Aquel hombre y su mujer transgredieron el precepto: comieron del árbol prohibido. No lo hicieron por propia iniciativa, sino por sugerencia de la serpiente. Esto es importante: la voluntad de transgredir no nació del mismo hombre, sino que vino de fuera del hombre. Dios no puso en el hombre la inclinación a transgredir la ley moral; fue una sugerencia desde fuera; la serpiente los sedujo. Dios no nos hizo “chuecos”. Aquí hay una aguda defensa de la bondad del hombre. Lo primero que ocurrió tras la transgresión fue que descubrieron que estaban desnudos y sintieron vergüenza. Transgredieron el orden de las cosas y sintieron el desorden en sí mismos. Nos pasa siempre todavía hoy. Cuando hacemos algo que está mal, sentimos vergüenza; lo escondemos; buscamos excusas; tratamos de justificarnos si nos descubren. Nos damos cuenta de que estamos desnudos, es decir, que hemos perdido la integridad moral. Ocultamos a los demás lo que hemos hecho mal, a menos que seamos unos sinvergüenzas y también nos ocultamos de Dios.

Es aquí donde entronca la lectura. El hombre se oculta de Dios, pero Dios sale a buscarlo. El Señor Dios llamó al hombre y le preguntó: ¿dónde estás? Desde entonces Dios ha salido siempre a buscarnos. Dios sabe que nuestra libertad es voluble y debe ser sostenida no solo con los mandamientos, sino con la persuasión interior. En la búsqueda suprema, Dios envió a su Hijo a este mundo para buscar a los pecadores, ofrecerles la conversión, sanar su libertad y encaminarlo a la salvación.
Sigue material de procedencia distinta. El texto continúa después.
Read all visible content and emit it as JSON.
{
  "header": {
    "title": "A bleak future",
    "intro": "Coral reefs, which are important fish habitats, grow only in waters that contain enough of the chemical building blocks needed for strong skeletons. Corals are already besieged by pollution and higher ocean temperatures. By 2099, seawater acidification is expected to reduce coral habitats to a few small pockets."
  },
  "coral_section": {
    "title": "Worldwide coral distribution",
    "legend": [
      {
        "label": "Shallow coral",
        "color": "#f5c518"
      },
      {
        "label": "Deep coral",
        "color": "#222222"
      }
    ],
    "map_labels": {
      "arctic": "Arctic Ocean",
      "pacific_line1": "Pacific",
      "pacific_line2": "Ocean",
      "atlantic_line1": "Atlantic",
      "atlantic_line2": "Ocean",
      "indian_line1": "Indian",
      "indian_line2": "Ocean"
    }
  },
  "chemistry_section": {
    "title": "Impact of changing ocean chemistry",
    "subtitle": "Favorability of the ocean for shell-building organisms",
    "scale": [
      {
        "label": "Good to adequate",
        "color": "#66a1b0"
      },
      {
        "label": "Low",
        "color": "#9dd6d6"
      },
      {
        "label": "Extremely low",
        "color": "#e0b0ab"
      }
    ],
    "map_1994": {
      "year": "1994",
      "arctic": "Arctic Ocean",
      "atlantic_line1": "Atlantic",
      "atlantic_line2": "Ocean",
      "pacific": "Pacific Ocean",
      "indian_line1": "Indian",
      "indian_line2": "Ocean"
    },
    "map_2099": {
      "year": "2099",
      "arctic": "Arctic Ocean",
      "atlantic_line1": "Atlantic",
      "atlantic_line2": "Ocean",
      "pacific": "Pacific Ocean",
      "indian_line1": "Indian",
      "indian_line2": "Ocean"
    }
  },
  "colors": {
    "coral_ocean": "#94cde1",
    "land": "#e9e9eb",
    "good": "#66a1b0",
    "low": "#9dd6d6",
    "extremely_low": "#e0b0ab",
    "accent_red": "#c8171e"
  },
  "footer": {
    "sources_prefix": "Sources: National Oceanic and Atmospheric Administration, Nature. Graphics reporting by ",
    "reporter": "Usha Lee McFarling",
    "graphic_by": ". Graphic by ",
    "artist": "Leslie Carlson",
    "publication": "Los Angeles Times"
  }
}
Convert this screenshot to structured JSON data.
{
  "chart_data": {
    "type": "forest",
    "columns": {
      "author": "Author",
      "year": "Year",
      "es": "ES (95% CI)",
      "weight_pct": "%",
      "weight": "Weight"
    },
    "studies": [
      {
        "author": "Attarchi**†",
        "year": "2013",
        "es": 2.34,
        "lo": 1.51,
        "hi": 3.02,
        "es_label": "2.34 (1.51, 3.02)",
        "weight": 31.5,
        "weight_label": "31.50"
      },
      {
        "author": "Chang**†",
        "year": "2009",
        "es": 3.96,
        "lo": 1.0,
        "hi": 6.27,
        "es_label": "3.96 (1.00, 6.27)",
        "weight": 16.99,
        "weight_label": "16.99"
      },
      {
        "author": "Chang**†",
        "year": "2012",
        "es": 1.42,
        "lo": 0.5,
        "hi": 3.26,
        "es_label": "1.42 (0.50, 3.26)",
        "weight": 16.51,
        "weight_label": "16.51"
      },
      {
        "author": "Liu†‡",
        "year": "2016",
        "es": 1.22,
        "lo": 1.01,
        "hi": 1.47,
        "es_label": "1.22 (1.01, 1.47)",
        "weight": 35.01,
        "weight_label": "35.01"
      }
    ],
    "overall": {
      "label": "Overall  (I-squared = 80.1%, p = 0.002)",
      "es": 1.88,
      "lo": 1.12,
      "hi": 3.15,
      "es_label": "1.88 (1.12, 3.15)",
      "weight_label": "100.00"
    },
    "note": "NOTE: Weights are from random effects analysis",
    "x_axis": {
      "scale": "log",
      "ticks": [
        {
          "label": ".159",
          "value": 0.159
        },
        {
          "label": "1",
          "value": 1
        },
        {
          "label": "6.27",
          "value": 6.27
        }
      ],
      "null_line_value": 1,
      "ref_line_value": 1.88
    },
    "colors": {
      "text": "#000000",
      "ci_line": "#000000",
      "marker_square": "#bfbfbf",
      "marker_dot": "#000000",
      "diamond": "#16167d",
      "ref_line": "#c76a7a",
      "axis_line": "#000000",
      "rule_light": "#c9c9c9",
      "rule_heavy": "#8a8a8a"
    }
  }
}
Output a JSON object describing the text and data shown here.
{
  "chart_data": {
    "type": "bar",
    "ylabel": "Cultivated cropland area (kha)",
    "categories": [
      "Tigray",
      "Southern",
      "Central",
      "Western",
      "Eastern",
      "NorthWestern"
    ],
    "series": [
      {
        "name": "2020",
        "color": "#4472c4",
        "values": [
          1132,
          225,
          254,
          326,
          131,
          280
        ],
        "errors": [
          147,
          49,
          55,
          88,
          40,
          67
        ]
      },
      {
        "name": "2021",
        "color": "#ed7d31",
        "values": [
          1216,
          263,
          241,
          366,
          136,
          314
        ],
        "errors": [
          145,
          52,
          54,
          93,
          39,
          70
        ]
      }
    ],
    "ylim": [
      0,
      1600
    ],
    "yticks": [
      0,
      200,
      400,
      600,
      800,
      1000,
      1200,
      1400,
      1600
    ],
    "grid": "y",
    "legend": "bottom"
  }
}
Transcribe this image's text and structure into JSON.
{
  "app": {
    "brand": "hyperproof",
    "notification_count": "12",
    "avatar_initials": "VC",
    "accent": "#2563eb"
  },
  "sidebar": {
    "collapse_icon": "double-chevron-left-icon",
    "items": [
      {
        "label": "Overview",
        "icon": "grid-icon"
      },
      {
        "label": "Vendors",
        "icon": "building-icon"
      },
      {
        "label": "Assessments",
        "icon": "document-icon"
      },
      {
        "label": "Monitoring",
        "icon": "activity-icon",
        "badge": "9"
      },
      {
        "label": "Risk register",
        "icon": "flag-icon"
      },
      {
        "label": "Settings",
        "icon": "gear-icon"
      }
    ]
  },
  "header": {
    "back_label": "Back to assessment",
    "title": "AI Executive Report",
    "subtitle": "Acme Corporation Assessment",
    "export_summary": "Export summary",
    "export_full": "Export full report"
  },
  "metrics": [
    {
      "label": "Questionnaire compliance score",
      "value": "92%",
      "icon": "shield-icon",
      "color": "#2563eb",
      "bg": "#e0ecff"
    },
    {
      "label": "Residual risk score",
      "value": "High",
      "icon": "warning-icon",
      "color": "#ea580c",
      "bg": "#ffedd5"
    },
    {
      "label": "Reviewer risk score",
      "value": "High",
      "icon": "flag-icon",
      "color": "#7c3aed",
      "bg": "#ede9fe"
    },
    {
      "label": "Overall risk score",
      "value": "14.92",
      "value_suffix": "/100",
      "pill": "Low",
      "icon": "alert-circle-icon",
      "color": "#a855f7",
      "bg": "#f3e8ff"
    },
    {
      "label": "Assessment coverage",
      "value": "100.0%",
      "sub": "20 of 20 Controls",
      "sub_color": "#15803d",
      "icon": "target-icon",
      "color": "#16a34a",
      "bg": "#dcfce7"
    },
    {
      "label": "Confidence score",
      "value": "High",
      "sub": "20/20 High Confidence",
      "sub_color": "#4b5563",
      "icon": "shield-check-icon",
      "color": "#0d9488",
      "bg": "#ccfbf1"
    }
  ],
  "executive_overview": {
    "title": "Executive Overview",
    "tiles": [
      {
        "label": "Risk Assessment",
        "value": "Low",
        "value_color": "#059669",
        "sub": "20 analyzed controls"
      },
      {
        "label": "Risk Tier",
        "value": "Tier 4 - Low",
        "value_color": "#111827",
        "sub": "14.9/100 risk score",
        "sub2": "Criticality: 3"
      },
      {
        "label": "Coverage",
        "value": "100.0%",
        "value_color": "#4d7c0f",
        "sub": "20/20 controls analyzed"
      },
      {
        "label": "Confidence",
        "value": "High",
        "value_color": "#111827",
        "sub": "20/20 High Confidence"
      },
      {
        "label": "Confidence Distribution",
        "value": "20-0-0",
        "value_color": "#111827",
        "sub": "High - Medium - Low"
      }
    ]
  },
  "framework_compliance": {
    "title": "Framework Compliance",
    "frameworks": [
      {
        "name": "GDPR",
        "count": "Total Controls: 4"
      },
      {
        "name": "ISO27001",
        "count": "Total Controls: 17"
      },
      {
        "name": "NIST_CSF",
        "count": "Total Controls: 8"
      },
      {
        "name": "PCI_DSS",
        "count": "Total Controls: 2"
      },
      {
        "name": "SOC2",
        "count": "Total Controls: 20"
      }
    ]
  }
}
Cuando Dios interroga al hombre y le pregunta por qué se escondió, el hombre respondió: Oí tus pasos en el jardín; y tuve miedo, porque estoy desnudo, y me escondí. Ante la confesión del hombre, Dios deduce que el hombre ha transgredido su mandato: ¿Has comido acaso del árbol del que te prohibí comer? Llama la atención la respuesta del hombre y de la mujer. No asumen su responsabilidad. El hombre la echa a la mujer y la mujer a la serpiente que le insinuó la transgresión. Me sorprende que Dios no corrige ni al hombre ni a la mujer para que se hagan responsables de sus actos. Pero Dios da sentencias. A la serpiente le asigna una existencia rastrera y la enemistad entre ella y la humanidad que acabará por aplastarle la cabeza. Los mismos autores bíblicos han visto en la serpiente a Satanás. Este personaje, es criatura de Dios, pero se rebeló contra Él y es ahora el instigador de las rebeldías contra Dios. Pero eso significa que el mal no nace del hombre mismo, sino que viene de fuera y por eso el hombre puede ser sanado del mal moral y la maldad será destruida. Jesucristo se presenta en el evangelio como aquel que ha venido a atar a Satanás y a quitarle su poder sobre la humanidad y por lo tanto ha venido a sanar nuestra libertad para que sepamos actuar de modo constructivo. Jesucristo actúa con el poder del Espíritu Santo para atar y derrotar a Satanás y salvarnos de su poder. Démosle gracias.